Objective:To compare the assisted-reproduction outcomes of two long-acting gonadotropin-releasing hormone agonists (GnRH-a) in patients undergoing in vitro fertilization/intracytoplasmic sperm injection (IVF/ICSI) during the long-term early follicular phase. Methods:A retrospective cohort study was conducted in the Reproductive Center of the Second Affiliated Hospital of Wenzhou Medical University from March 1, 2019 to July 31, 2019. A total of 802 patients were divided into leuprorelin acetate group (group A) and triptorelin group (group B) according to the difference of long-acting GnRH-a in the long-term early follicular phase, and the clinical and laboratory outcomes between the two groups were compared.Results:There were no significant differences in age, infertility duration, body mass index (BMI), basic hormone levels, infertility type, sex hormone level on the day of initiation of injection of gonadotropin (Gn), total duration and dosage of Gn used, duration of down-regulation, estradiol level and endometrial thickness on hCG injection day, the number of embryos transferred, clinical outcomes, total treatment cost, and owing to the uneven inner membrane, elevated progesterone, embryo quality problems, individual factors resulting in cancelling the transplant, between the two groups ( P>0.05). However, antral follicle count (AFC) (19.59±7.93), the number of retrieved oocytes (15.39±7.59), fertilized oocytes (11.20±6.53), cleaved oocytes (10.85±6.42), good-quality embryos on Day 3 (3.01±2.66), and blastocysts (5.27±4.02) in group B was larger than that in group A (17.68±7.23, 13.70±6.94, 9.50±5.43, 9.26±5.34, 2.57±2.33, 4.49±3.40) ( P=0.001, P=0.002, P<0.001, P=0.001, P=0.017, P=0.007).

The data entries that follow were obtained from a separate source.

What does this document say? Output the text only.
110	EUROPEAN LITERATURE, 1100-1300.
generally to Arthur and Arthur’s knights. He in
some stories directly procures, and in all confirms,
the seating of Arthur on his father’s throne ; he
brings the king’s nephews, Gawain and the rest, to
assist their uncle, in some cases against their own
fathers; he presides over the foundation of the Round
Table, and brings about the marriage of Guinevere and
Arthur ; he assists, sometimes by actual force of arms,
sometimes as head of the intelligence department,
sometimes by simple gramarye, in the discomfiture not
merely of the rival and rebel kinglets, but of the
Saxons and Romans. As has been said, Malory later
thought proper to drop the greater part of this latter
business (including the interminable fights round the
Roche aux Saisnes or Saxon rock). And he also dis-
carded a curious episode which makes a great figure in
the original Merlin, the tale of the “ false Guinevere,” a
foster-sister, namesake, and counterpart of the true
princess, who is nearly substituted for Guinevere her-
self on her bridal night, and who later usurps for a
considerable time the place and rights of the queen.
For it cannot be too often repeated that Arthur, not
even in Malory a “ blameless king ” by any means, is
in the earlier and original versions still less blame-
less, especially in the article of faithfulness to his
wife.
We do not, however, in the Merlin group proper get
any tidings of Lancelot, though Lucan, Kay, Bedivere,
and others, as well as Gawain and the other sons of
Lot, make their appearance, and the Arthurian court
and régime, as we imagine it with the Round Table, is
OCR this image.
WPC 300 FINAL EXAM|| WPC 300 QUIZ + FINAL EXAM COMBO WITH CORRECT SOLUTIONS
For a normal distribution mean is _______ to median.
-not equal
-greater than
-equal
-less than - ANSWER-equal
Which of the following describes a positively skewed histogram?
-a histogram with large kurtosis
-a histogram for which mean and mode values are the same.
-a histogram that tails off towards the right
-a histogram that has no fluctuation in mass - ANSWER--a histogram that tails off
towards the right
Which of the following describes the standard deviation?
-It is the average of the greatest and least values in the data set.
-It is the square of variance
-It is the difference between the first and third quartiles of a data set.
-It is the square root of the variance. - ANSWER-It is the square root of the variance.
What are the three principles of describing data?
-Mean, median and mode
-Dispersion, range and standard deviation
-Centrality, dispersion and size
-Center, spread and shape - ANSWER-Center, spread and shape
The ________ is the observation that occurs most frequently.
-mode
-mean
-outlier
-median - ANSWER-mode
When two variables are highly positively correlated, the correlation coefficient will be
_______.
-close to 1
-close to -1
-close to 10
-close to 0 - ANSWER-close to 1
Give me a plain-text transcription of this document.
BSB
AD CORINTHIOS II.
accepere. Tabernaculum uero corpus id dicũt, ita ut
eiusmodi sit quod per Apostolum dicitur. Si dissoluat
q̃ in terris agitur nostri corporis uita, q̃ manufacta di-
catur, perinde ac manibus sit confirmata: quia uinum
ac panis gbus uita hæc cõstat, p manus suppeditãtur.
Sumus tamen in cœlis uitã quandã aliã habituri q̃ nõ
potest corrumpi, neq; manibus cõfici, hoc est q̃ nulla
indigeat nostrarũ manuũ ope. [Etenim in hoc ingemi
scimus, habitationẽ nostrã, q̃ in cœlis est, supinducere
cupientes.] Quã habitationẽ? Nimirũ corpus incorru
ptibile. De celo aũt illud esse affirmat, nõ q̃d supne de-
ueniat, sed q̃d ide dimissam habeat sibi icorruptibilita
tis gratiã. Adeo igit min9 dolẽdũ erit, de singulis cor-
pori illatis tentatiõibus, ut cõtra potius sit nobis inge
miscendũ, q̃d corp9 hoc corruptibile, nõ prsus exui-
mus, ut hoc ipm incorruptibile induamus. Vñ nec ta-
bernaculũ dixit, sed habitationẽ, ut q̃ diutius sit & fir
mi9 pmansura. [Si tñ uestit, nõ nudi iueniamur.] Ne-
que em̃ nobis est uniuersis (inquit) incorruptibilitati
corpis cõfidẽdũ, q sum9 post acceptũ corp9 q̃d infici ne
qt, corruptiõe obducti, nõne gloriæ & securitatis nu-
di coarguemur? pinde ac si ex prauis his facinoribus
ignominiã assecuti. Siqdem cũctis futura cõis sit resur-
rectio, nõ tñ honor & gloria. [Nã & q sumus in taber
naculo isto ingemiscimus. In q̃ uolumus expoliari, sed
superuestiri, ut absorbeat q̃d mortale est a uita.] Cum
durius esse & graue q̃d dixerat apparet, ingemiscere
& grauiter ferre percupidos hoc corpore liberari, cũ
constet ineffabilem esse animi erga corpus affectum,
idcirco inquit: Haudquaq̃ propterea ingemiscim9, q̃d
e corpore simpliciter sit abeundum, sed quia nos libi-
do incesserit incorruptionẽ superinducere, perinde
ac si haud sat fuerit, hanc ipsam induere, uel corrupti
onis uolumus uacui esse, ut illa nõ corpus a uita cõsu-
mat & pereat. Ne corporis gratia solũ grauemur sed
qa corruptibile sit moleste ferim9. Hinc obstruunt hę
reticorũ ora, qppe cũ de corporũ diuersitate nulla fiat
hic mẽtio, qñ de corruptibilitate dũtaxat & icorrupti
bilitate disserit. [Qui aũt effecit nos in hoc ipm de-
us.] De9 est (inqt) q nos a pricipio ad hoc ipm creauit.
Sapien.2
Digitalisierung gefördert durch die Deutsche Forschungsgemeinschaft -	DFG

The levels of luteinizing hormone (LH) [(0.78±0.64) IU/L] and progesterone [(0.72±0.39) μg/L] on hCG injection day in group A were higher than those in group B [(0.55±0.30) IU/L, (0.64±0.36) μg/L] ( P<0.001, P=0.005). The rate of preventing the occurrence of ovarian hyperstimulation syndrome (OHSS) in group A [28.52% (75/263)] was higher than that in group B [14.95% (16/107), P=0.006]. Conclusion:Two long-acting GnRH-a drugs can achieve satisfactory down-regulation effect, laboratory and clinical outcomes in the long-term early follicular phase. Compared with the triptorelin, leuprolide acetate is relatively mild to pituitary inhibition, with an increasing trend of the clinical pregnancy rate.